SÃO PAULO - Com a entrada da Rússia na Organização Mundial do Comércio, a entidade passou a englobar todas as potências do planeta. É verdade que, devido ao fracasso da Rodada Doha, a organização não anda em alta, mas há razões para celebrar a adesão do país eslavo.
Embora nós nem sempre nos demos conta, o comércio foi, e provavelmente ainda é, uma das principais forças de manutenção da paz mundial. Como explica Steven Pinker em "The Better Angels of Our Nature", durante a maior parte da história da humanidade as circunstâncias econômicas impunham uma lógica pela qual quase sempre valia a pena massacrar povos vizinhos. Eles não apenas não traziam nenhum benefício ao meu grupo como representavam uma ameaça, ainda que tênue. Assim como nós cogitávamos atacá-los preventivamente, eles teciam considerações semelhantes em relação a nós. Mesmo que não tivéssemos grande antipatia uns pelos outros, estávamos presos a essa armadilha imposta pela teoria dos jogos.
A entrada em cena do comércio muda a lógica das coisas: saímos de um jogo de soma zero para entrarmos num de soma positiva. Os incentivos à violência se alteram. Com a possibilidade do comércio, meus vizinhos se tornam, pela primeira vez, mais valiosos vivos do que mortos.

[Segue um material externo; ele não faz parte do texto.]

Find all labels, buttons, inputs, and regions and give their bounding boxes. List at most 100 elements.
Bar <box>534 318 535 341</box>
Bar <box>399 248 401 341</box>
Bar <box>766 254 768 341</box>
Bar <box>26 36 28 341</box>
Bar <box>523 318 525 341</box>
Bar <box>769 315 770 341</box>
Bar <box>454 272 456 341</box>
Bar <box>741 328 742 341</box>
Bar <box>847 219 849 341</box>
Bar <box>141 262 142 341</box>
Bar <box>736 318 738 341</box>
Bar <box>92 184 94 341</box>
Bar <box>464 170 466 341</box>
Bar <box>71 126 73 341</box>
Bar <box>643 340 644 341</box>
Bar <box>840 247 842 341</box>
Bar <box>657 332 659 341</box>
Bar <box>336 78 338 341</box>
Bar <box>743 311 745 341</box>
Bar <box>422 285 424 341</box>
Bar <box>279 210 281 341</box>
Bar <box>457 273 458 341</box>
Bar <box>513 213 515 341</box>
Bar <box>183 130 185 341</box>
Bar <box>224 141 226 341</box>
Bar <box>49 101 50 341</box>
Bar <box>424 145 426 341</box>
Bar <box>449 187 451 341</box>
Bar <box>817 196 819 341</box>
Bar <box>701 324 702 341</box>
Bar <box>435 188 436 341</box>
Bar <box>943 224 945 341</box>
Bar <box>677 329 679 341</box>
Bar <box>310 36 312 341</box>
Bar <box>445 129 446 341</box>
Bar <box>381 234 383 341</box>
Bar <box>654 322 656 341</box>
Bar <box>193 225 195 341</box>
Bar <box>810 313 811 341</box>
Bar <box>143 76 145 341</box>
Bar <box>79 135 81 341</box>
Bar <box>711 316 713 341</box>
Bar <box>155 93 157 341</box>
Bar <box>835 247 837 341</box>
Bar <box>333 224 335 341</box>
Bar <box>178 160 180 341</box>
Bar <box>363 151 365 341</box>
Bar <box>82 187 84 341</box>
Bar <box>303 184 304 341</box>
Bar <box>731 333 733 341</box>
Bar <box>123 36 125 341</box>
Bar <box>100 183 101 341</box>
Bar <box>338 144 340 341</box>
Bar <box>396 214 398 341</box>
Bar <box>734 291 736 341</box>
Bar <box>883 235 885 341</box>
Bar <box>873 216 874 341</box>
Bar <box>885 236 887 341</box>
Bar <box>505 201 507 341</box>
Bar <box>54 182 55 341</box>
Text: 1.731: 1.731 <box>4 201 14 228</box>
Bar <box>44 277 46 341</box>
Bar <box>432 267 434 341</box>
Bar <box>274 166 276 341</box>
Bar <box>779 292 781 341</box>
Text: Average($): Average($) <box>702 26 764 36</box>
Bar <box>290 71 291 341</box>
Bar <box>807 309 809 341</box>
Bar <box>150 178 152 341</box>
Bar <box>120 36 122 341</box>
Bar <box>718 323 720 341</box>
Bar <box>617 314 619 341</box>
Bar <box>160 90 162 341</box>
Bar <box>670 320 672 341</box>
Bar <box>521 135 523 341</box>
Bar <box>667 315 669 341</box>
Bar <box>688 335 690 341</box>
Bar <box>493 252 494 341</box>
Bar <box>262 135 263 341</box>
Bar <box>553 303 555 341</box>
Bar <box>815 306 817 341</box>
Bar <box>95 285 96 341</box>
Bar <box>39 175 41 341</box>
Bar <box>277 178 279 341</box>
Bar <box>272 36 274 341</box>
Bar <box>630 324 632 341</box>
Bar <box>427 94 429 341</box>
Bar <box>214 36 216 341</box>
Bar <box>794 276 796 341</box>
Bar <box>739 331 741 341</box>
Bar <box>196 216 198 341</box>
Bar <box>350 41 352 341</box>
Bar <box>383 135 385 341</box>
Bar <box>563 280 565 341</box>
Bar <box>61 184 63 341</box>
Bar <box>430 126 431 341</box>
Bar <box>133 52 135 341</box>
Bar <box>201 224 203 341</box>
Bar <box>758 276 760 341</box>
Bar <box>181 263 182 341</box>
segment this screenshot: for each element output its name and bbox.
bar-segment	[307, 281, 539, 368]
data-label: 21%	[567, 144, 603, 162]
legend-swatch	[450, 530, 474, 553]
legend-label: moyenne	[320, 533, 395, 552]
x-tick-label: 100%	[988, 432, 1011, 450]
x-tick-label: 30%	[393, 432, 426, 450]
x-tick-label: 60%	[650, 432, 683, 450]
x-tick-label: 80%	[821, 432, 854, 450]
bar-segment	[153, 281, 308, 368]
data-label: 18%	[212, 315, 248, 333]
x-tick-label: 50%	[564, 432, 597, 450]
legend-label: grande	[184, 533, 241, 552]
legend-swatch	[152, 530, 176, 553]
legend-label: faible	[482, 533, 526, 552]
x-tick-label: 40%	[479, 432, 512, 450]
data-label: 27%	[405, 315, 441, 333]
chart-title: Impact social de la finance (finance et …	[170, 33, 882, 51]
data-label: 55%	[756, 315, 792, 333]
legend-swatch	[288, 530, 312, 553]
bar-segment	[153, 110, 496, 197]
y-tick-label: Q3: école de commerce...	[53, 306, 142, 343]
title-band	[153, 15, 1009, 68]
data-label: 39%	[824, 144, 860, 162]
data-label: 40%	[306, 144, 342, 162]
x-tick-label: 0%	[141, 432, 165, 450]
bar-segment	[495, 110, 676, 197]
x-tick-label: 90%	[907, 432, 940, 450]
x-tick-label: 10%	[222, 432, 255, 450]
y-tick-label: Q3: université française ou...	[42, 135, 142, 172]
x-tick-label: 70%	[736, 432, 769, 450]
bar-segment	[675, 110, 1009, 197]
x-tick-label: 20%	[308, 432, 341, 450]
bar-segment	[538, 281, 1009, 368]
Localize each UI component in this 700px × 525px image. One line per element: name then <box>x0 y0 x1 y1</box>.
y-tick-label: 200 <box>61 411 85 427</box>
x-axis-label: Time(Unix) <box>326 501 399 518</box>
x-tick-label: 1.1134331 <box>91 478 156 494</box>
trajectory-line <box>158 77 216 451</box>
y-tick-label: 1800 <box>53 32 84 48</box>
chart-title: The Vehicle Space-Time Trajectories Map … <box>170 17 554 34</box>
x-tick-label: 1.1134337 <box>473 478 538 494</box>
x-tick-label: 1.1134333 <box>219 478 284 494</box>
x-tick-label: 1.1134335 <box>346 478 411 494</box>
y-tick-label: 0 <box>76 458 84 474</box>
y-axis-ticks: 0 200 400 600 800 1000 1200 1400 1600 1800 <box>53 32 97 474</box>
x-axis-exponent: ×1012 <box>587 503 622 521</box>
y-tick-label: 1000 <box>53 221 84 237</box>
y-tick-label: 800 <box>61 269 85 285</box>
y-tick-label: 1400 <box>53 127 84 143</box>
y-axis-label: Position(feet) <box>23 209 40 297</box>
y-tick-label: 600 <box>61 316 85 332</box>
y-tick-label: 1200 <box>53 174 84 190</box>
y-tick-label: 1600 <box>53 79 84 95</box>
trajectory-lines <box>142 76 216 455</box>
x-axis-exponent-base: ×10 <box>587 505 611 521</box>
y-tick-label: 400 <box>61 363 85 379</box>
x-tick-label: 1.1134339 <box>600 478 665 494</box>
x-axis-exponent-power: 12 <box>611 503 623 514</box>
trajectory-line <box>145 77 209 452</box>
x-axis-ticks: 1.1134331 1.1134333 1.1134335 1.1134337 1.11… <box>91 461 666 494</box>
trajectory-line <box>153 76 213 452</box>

O interessante nesse mecanismo é que ele esconde uma inversão de valores. A esquerda de um modo geral, seguindo os passos de pensadores religiosos como santo Agostinho e são Jerônimo, costuma imprecar contra o egoísmo e a ganância do capitalismo, mas, quando vamos à teoria dos jogos, verificamos que o mercado, na verdade, constitui um estímulo à empatia -provavelmente maior que o das religiões. O homem de negócios precisa tratar bem seus clientes, ou os perderá. E quanto mais fregueses atrair, mais rico ficará. É o que o economista Samuel Ricard, no início do século 18, chamou de "gentil comércio".